Occasionally, I think about writing essays on my parents, my childhood—the things I’ve carried silently for years. A kind of exorcism. But I’ve never been good at journaling. Writing for myself alone feels contrived. Why labor over fully formed sentences if no one else will ever read them? Why not let my thoughts spill out as raw, unfiltered fragments—misspellings, fractured syntax, the purest distillation of my inner voice? But of course, I’d never want anyone, including myself, to confront my mind in that state. The chaos of unpolished thinking is too revealing, too unforgiving.
Even engaging with the writing of others feels fraught. On my desk is the $egirl zine I picked up at Sov House. Nick Dove’s essay is the only piece worth reading. The rest—Bronze Age Shawty, Peter Vack, Delicious Tacos, Cassidy Grady—are steeped in the kind of irony poisoning I can no longer endure. Perhaps this reaction says more about me than them. Or perhaps not. Actually, no—it doesn’t: they suck.
Still, I wonder if my judgment itself has become a kind of prison.
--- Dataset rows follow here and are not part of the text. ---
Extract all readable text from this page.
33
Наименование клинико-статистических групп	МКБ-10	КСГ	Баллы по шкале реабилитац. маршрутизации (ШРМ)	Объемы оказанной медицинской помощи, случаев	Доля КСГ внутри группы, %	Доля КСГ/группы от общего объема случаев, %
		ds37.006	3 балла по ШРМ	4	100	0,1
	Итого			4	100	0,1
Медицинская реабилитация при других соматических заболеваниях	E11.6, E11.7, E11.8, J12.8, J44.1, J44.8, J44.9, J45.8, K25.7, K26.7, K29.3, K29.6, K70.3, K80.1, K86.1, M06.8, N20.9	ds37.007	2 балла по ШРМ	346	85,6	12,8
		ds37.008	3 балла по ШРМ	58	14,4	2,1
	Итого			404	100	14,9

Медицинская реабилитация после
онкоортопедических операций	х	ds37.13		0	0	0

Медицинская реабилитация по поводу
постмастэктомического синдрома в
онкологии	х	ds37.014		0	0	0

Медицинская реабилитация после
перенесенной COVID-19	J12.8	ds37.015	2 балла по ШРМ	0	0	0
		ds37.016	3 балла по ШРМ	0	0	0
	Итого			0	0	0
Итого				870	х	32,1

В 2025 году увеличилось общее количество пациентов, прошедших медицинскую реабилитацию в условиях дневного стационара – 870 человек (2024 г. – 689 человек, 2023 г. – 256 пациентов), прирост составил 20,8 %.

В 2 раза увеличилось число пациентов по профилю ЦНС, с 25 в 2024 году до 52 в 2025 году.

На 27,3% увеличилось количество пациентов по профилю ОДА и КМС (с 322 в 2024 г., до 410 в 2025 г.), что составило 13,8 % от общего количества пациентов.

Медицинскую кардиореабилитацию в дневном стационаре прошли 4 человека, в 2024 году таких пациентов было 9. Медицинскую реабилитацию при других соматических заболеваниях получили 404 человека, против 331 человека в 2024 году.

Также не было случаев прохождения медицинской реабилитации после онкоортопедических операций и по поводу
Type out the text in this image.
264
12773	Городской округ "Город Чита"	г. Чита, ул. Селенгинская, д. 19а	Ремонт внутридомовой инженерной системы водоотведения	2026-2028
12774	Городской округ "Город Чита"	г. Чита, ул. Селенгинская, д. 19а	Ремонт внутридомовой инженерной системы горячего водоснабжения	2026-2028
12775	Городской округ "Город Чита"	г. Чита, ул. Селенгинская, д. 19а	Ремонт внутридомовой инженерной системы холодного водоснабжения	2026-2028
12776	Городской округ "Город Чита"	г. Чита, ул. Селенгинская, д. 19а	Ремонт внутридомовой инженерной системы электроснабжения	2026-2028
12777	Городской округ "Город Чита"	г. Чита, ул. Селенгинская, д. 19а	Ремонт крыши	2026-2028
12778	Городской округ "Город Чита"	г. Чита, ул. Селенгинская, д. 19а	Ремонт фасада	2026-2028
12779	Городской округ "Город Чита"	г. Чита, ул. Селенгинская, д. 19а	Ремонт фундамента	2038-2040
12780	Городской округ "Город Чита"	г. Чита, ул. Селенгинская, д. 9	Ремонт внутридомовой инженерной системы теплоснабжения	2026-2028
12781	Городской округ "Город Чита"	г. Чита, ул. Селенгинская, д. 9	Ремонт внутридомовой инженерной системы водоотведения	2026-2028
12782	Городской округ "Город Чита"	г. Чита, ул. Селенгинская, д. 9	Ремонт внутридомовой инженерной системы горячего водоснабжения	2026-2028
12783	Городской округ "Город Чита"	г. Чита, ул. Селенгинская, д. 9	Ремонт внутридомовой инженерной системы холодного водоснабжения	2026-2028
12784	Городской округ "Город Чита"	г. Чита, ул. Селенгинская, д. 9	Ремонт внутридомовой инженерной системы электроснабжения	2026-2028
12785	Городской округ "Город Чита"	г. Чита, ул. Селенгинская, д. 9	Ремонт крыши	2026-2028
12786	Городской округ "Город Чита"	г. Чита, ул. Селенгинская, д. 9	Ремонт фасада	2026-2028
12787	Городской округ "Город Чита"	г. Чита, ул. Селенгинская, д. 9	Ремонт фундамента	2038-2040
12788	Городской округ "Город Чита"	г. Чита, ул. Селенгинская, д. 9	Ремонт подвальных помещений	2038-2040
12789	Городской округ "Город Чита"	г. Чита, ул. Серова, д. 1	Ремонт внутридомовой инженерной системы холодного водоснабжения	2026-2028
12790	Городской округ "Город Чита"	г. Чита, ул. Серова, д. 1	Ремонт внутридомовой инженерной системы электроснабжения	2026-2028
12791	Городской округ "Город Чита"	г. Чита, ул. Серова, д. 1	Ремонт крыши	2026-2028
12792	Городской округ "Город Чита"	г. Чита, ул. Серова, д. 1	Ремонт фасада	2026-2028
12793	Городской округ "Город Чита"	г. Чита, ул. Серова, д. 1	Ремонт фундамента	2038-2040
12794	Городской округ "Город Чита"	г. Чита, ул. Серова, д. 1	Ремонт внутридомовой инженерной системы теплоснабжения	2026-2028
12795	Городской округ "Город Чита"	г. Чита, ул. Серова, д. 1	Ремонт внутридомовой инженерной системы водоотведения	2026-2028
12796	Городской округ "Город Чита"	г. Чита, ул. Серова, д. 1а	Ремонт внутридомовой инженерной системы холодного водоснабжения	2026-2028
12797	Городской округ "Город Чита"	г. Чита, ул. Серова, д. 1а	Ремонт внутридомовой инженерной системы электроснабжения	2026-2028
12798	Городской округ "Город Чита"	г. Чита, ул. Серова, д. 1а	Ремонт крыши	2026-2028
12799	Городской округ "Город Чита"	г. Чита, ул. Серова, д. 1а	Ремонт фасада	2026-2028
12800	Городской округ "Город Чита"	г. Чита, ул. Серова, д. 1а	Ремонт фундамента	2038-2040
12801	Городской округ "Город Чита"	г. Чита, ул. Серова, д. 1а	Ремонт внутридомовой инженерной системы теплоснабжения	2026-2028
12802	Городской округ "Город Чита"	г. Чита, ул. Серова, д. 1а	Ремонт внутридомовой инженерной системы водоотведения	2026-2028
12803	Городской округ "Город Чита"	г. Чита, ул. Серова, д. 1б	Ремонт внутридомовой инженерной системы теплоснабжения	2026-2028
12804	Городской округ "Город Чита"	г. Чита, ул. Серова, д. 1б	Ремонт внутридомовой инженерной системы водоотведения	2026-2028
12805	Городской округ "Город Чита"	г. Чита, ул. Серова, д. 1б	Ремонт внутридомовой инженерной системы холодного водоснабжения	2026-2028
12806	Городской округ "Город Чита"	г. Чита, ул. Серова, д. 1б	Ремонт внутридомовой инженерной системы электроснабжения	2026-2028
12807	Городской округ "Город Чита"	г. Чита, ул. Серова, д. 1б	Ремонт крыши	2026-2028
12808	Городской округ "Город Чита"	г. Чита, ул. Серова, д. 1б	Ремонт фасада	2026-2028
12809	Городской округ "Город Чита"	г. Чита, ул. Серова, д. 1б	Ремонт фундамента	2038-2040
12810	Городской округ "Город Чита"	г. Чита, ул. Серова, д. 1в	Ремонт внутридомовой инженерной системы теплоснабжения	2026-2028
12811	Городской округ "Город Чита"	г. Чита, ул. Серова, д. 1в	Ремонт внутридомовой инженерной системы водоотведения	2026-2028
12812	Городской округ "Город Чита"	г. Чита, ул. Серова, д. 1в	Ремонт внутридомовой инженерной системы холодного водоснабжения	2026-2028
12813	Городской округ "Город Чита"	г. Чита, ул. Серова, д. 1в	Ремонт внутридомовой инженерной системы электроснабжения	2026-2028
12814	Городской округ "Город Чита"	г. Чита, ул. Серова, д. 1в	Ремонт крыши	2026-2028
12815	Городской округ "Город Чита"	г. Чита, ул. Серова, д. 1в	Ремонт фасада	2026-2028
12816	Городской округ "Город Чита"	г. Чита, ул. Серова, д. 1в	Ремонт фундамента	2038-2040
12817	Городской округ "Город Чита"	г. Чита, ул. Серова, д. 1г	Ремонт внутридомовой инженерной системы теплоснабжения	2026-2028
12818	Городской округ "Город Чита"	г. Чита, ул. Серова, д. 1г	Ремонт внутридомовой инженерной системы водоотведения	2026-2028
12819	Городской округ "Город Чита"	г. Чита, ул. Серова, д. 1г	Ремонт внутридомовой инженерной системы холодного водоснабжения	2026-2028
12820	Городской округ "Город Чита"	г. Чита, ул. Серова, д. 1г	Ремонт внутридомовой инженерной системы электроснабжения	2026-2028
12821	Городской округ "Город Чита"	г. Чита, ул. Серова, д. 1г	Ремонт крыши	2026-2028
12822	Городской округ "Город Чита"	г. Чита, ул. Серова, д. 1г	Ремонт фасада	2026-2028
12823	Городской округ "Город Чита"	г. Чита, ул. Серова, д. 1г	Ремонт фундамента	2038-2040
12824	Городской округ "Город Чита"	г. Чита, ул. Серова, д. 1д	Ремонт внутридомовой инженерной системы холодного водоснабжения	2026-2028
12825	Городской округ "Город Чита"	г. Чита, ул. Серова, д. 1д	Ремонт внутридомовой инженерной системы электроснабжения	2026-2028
Writing is supposed to be an act of discovery, but too often it feels like a performance. And the weight of that performance—of needing to be sharp, incisive, right—keeps me suspended in a state of inertia.
Anyway, I have Doomers rehearsal on Zoom in thirty minutes. I think I’m mostly off book. That feels like a small victory, and for now, small victories will have to suffice.